1. The Company is an international mining company headquartered in Toronto, Ontario, and is subject to the continuous disclosure requirements of the Act and is a reporting issuer in British Columbia and Ontario. The Company is not, to its knowledge, in default of any applicable requirements of the Act or the regulations made thereunder.

2. The Company is a POP-eligible issuer whose Common Shares trade on The Toronto Stock Exchange (the "TSE") under the symbol "LIM";

3. The Company will offer up to $19,000,000 Debentures to purchasers resident in Manitoba and other jurisdictions on a private placement basis. The Debentures will be issued pursuant to a Trust Indenture between the Company and CIBC Mellon Trust Company.

4. Each purchaser will be required to execute and deliver to the Company a form of subscription agreement which will provide full disclosure concerning the rights attaching to the Debentures, including the following conversion/repayment features:

(i) the feature (the "Conversion Right") which provides that the Debentures are convertible at the option of the holder into Common Shares at a conversion price of $2.40 (the "Strike Price") at any time after the closing date, including in the event of a default by the Company of its obligations under the Indenture;

(b) the feature (the "Mandatory Conversion Option") which provides that if at any time following the second anniversary of the closing date, the weighted average trading price for the Common Shares on the TSE (or the Company’s then principal trading market) exceeds $3.00 for 20 consecutive days, the Company may, on at least 20 days written notice, require holders of Debentures to convert all or a pro rata portion of the Debentures at the Strike Price;

(c) a few days after the fifth anniversary of the closing date (the "Maturity Date"), the Company will become obligated to repay the Debentures in full together with accrued and unpaid interest (the "Maturity Value") and the Company may, by notice at least 60 days before the Maturity Date, elect to satisfy all or part of the Maturity Value by delivering to holders of Debentures that number of freely trading Common Shares which is obtained by dividing the Maturity Value (or part thereof) by the lesser of the Strike Price and 95% of the weighted average trading price of the Common Shares on the TSE (or the Company’s then principal trading market) for the 20 consecutive trading days ending on the fifth trading day preceding the Maturity Date (such repayment option is referred to herein as the "Company’s Repayment Option")

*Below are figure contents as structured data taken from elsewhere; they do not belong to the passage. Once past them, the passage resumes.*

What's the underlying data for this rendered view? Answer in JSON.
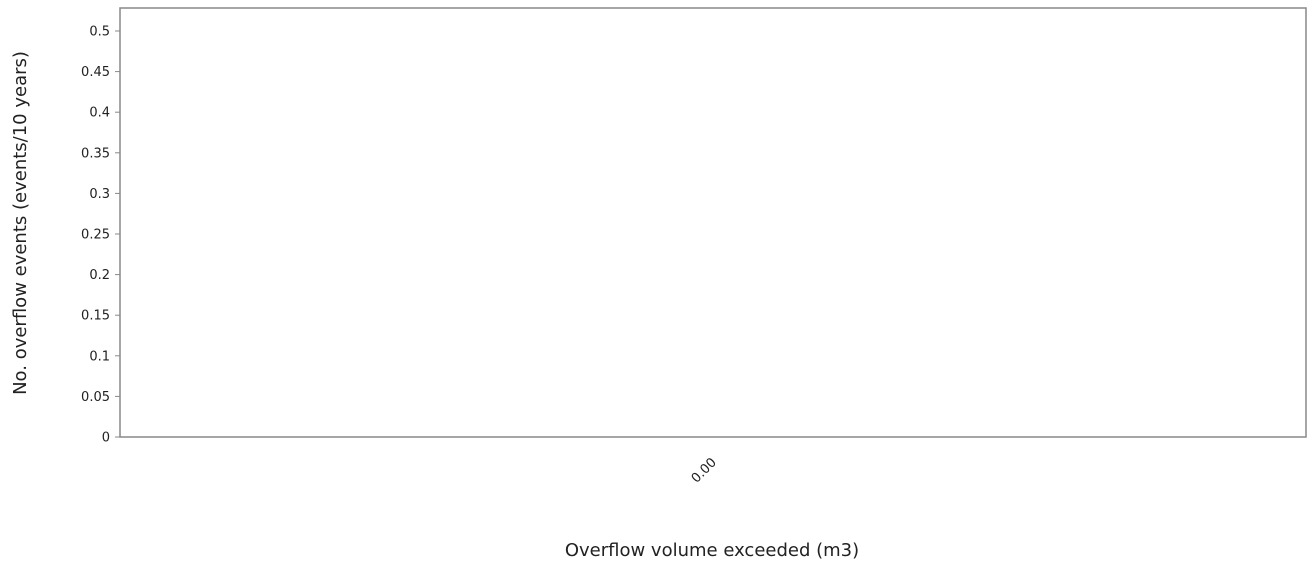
{
  "chart_data": {
    "type": "bar",
    "title": "",
    "xlabel": "Overflow volume exceeded (m3)",
    "ylabel": "No. overflow events (events/10 years)",
    "categories": [
      "0.00"
    ],
    "values": [
      0
    ],
    "ylim": [
      0,
      0.5
    ],
    "yticks": [
      "0",
      "0.05",
      "0.1",
      "0.15",
      "0.2",
      "0.25",
      "0.3",
      "0.35",
      "0.4",
      "0.45",
      "0.5"
    ],
    "grid": false,
    "legend": "none",
    "colors": {
      "frame": "#888888",
      "text": "#222222"
    }
  }
}
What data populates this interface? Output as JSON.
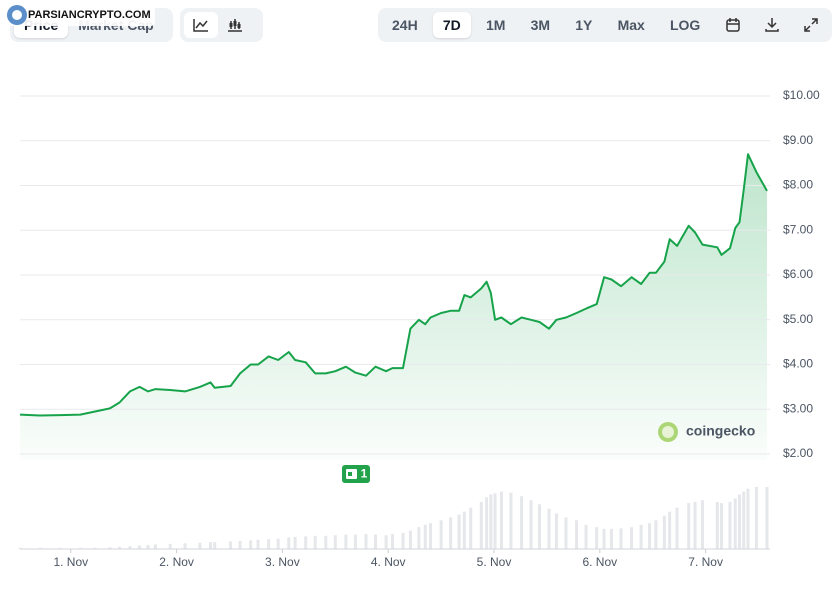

5. The registration and prospectus exemptions contained in subparagraph 19(1)(h)(iii) and paragraph 58(1)(b) of the Act are not available in respect of the issuance by the Company of Common Shares pursuant to the Mandatory Conversion Option or pursuant to the Company’s Repayment Option;

6. The registration and prospectus exemptions contained in subparagraph 19(1)(h)(iii) and paragraph 58(1)(b) of the Act are similarly not available in respect of the trades by the Company in the Debentures arising upon the exercise by the Company of the Mandatory Conversion Option or the Company’s Repayment Option.

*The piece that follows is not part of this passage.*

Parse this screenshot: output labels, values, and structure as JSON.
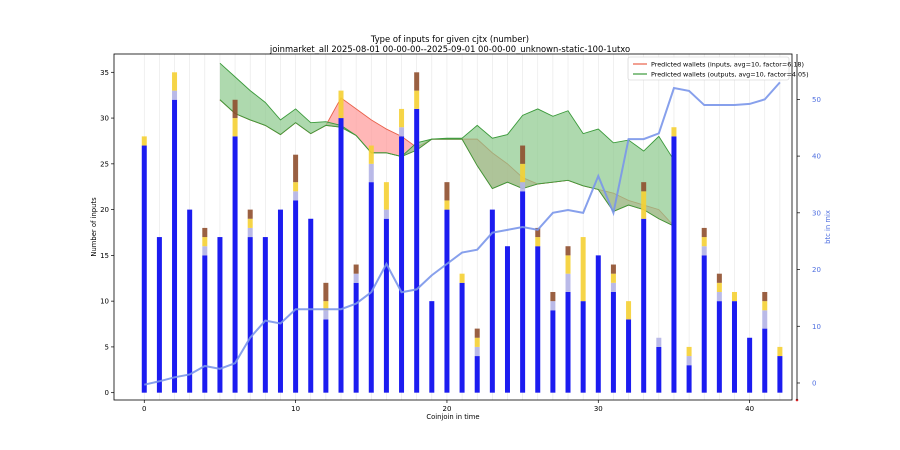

(C) The Commission is of the opinion that it would not be prejudicial to the public interest to grant this Order.

IT IS ORDERED:

1.  THAT, pursuant to subsection 20(1) of the Act trades by the Company of Common Shares to holders of Debentures pursuant to the exercise by the Company of the Mandatory Conversion Option and the Company’s Repayment Option as well as all trades in Debentures resulting therefrom shall be exempt from Sections 6 and 37 of the Act, provided that no commission or other remuneration is paid or given to others in respect of such trades except for ministerial or professional services or for services performed by a person or company registered for trading in securities under the Act.

2.  THAT the fee for this Order is $1,000.00.